Io spersonalizzerei la politica libica, che in questo momento soprattutto ha bisogno di trovare intesa, riconciliazione e capacità al confronto degli uni con gli altri. Anche le personalità più forti, che hanno un grande seguito, suscitano delle fortissime resistenze in altre parti del Paese. Per cui, piuttosto che personalizzare, o cercare di individuare una soluzione ai problemi libici con l’incarico ad una sola persona, bisogna fare in modo che la soluzione emerga da un’autentica disponibilità al compromesso e alla riconciliazione tra i libici, in maniera tale che le regole del gioco che verranno definite, verranno poi rispettate da tutti”.

– C’è o non c’è un dibattito in corso, all’interno del Viminale, se riaprire i nostri cieli alla Libia? O meglio, crede che verranno ristabiliti i collegamenti aerei con Tripoli nel breve termine?
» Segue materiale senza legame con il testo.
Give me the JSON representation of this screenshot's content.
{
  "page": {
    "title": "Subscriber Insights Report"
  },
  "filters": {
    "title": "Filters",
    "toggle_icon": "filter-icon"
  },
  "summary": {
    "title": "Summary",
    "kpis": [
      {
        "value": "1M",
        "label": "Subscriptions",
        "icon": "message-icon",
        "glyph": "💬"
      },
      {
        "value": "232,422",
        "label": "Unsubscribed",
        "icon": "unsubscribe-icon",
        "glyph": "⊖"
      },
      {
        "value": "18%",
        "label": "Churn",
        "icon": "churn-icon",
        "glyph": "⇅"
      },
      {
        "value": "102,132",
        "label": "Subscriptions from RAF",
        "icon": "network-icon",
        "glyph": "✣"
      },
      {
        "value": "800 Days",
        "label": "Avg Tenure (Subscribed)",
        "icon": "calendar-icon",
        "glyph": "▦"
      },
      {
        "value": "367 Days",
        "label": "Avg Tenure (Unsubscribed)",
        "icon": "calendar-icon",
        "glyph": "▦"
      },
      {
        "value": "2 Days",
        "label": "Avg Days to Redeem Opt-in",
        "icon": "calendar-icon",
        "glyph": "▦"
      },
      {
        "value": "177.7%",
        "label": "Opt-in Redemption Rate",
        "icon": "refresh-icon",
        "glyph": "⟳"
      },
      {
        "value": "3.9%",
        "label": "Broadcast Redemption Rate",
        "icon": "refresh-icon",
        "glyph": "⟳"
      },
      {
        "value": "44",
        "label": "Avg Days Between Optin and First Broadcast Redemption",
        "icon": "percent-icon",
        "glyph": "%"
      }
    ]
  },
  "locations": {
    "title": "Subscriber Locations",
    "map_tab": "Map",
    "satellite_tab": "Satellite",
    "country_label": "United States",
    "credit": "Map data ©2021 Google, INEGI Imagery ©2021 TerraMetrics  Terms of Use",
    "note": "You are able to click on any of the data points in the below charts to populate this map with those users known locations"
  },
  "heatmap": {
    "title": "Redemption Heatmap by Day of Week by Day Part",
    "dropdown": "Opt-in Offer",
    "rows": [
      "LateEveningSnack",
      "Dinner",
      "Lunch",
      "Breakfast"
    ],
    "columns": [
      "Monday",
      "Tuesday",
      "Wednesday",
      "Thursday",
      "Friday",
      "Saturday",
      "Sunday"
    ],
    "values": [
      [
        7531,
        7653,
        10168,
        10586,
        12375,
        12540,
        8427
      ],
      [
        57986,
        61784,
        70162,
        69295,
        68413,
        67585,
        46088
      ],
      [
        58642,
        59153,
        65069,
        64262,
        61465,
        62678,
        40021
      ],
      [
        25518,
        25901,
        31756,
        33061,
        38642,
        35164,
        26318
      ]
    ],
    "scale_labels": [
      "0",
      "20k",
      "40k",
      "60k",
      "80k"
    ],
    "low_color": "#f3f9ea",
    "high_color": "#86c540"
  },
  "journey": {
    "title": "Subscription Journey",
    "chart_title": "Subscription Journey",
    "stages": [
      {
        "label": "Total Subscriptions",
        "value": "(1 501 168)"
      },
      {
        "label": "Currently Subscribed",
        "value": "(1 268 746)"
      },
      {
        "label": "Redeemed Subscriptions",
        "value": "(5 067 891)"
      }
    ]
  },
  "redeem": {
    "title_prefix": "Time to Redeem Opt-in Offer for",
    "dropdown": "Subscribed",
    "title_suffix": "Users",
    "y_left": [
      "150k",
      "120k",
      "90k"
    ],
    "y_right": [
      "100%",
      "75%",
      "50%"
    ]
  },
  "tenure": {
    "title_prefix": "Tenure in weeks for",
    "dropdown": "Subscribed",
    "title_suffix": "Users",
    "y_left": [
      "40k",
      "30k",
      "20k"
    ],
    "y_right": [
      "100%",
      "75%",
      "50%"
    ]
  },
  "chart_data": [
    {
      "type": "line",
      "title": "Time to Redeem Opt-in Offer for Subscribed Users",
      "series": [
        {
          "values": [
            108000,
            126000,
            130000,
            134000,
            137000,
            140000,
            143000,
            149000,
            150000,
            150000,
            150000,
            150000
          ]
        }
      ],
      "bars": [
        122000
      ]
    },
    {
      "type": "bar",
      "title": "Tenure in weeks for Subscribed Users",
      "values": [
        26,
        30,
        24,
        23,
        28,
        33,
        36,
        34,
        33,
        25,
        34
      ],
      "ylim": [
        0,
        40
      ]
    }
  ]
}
“Io spero assolutamente di sì. Questa è una priorità che viene avvertita al massimo livello sia dal governo italiano, sia dal Governo libico ed è stata esplicitata più volte anche nei recenti vertici italo-libici, ed è una questione che richiede delle risposte tecniche, affinché si possa addivenire a una ripresa dei voli diretti, in primis con l’Italia, perché i libici hanno questa fortissima aspettativa nei nostri confronti. Sarebbe un avvenimento di altissima portata simbolica proprio perché segnerebbe, in qualche modo, la fine dell’isolamento a cui il popolo libico, per troppo tempo, è stato confinato”.

-La prego di concederci un’ultimissima domanda. Ci sono novità riguardo gli interessi vantati dagli imprenditori italiani in Libia?
L’Italia è l’unico Paese che ha detto in maniera esplicita, attraverso il suo ministro degli Esteri, che noi non aspettiamo condizioni di armonia eterna, o stabilità duratura, per poter riprendere le nostre relazioni economiche con la Libia. Intendiamo fare già da subito, ovviamente in maniera graduale, rispettando le condizioni di sicurezza sul terreno. Anzi lo stiamo già facendo. L’Italia è il Paese che più di ogni altro è impegnato nella ripresa della collaborazione economica con la Libia, nella consapevolezza che la crescita economica è uno degli ingredienti, dei fattori più determinanti per la stabilizzazione del Paese. Naturalmente siamo anche consapevoli dei problemi pregressi, che i diversi imprenditori italiani hanno sofferto in Libia, per questo motivo stiamo anche cercando con le autorità del Paese una soluzione complessiva, che possa poi permettere all’insieme delle relazioni economiche-commerciali tra i nostri due Paesi di dispiegare in maniera piena il loro potenziale”.